Her impassioned supporters are now urging her to challenge the election results in those two states and Pennsylvania, grasping at the last straws to reverse Mr Trump's decisive majority in the electoral college.
In recent days, they have seized on a report by a respected computer scientist and other experts suggesting that Michigan, Pennsylvania and Wisconsin - the keys to Mr Trump's electoral college victory - need to manually review paper ballots to ensure that the election was not hacked.
"Were this year's deviations from pre-election polls the results of a cyber-attack?" asked computer science professor J. Alex Halderman in an article posted on Medium on Wednesday, as calls based on his conclusions mounted.
"Probably not." More likely, he wrote, pre-election polls were "systematically wrong".
But the only way to resolve the lingering questions would be to examine "paper ballots and vo- ting equipment in critical states", he wrote.
Tellingly, the pleas for recounts have gained no support from the Clinton campaign, which has concluded, along with outside experts, that it is highly unlikely the outcome would change even after an expensive and time-consuming review of ballots.
But that conclusion has not quieted Mrs Clinton's supporters, who point to the inequity of her growing lead in the national popular vote.

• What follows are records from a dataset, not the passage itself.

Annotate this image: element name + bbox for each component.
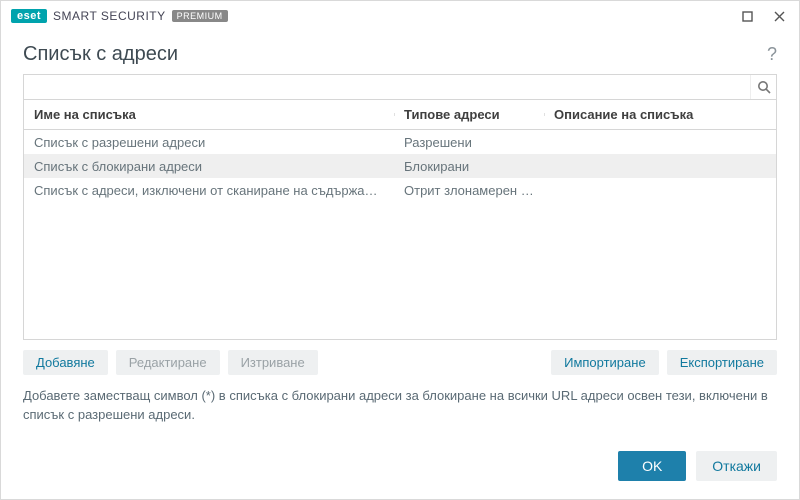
brand: eset SMART SECURITY PREMIUM (11, 9, 228, 23)
close-button[interactable] (765, 5, 793, 27)
toolbar-spacer (326, 350, 543, 375)
cell-types: Отрит злонамерен софт... (394, 183, 544, 198)
app-window: eset SMART SECURITY PREMIUM Списък с адр… (0, 0, 800, 500)
cell-name: Списък с адреси, изключени от сканиране … (24, 183, 394, 198)
address-list-table: Име на списъка Типове адреси Описание на… (23, 100, 777, 340)
search-icon (757, 80, 771, 94)
dialog-title: Списък с адреси (23, 43, 178, 66)
maximize-button[interactable] (733, 5, 761, 27)
toolbar: Добавяне Редактиране Изтриване Импортира… (1, 340, 799, 383)
export-button[interactable]: Експортиране (667, 350, 777, 375)
delete-button[interactable]: Изтриване (228, 350, 318, 375)
brand-edition: PREMIUM (172, 10, 228, 22)
add-button[interactable]: Добавяне (23, 350, 108, 375)
table-header: Име на списъка Типове адреси Описание на… (24, 100, 776, 130)
search-wrapper (23, 74, 777, 100)
hint-text: Добавете заместващ символ (*) в списъка … (1, 383, 799, 425)
cancel-button[interactable]: Откажи (696, 451, 777, 481)
search-input[interactable] (24, 75, 750, 99)
dialog-header: Списък с адреси ? (1, 31, 799, 74)
titlebar: eset SMART SECURITY PREMIUM (1, 1, 799, 31)
search-button[interactable] (750, 75, 776, 99)
table-row[interactable]: Списък с адреси, изключени от сканиране … (24, 178, 776, 202)
cell-types: Блокирани (394, 159, 544, 174)
maximize-icon (742, 11, 753, 22)
brand-badge: eset (11, 9, 47, 23)
table-body: Списък с разрешени адресиРазрешениСписък… (24, 130, 776, 339)
cell-types: Разрешени (394, 135, 544, 150)
cell-name: Списък с разрешени адреси (24, 135, 394, 150)
close-icon (774, 11, 785, 22)
table-row[interactable]: Списък с блокирани адресиБлокирани (24, 154, 776, 178)
col-name[interactable]: Име на списъка (24, 107, 394, 122)
table-row[interactable]: Списък с разрешени адресиРазрешени (24, 130, 776, 154)
edit-button[interactable]: Редактиране (116, 350, 220, 375)
window-controls (733, 5, 793, 27)
content-area: Име на списъка Типове адреси Описание на… (1, 74, 799, 340)
import-button[interactable]: Импортиране (551, 350, 659, 375)
ok-button[interactable]: OK (618, 451, 686, 481)
brand-name: SMART SECURITY (53, 9, 166, 23)
cell-name: Списък с блокирани адреси (24, 159, 394, 174)
help-button[interactable]: ? (767, 44, 777, 65)
dialog-footer: OK Откажи (1, 435, 799, 499)
col-desc[interactable]: Описание на списъка (544, 107, 776, 122)
col-types[interactable]: Типове адреси (394, 107, 544, 122)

The tally has now exceeded 2 million votes, or 1.5 per cent of all ballots cast, according to the non-partisan Cook Political Report, which regularly updates its count as states continue to tally and certify votes.
Since there is currently no effort to review the paper ballots - which exist in Michigan and Wisconsin, but only in parts of Pennsylvania - conspiracy theories about this year's election could live on for years.
In the three battleground states, Mrs Clinton is behind by 1.2 per cent or less, and the final results have not yet been certified.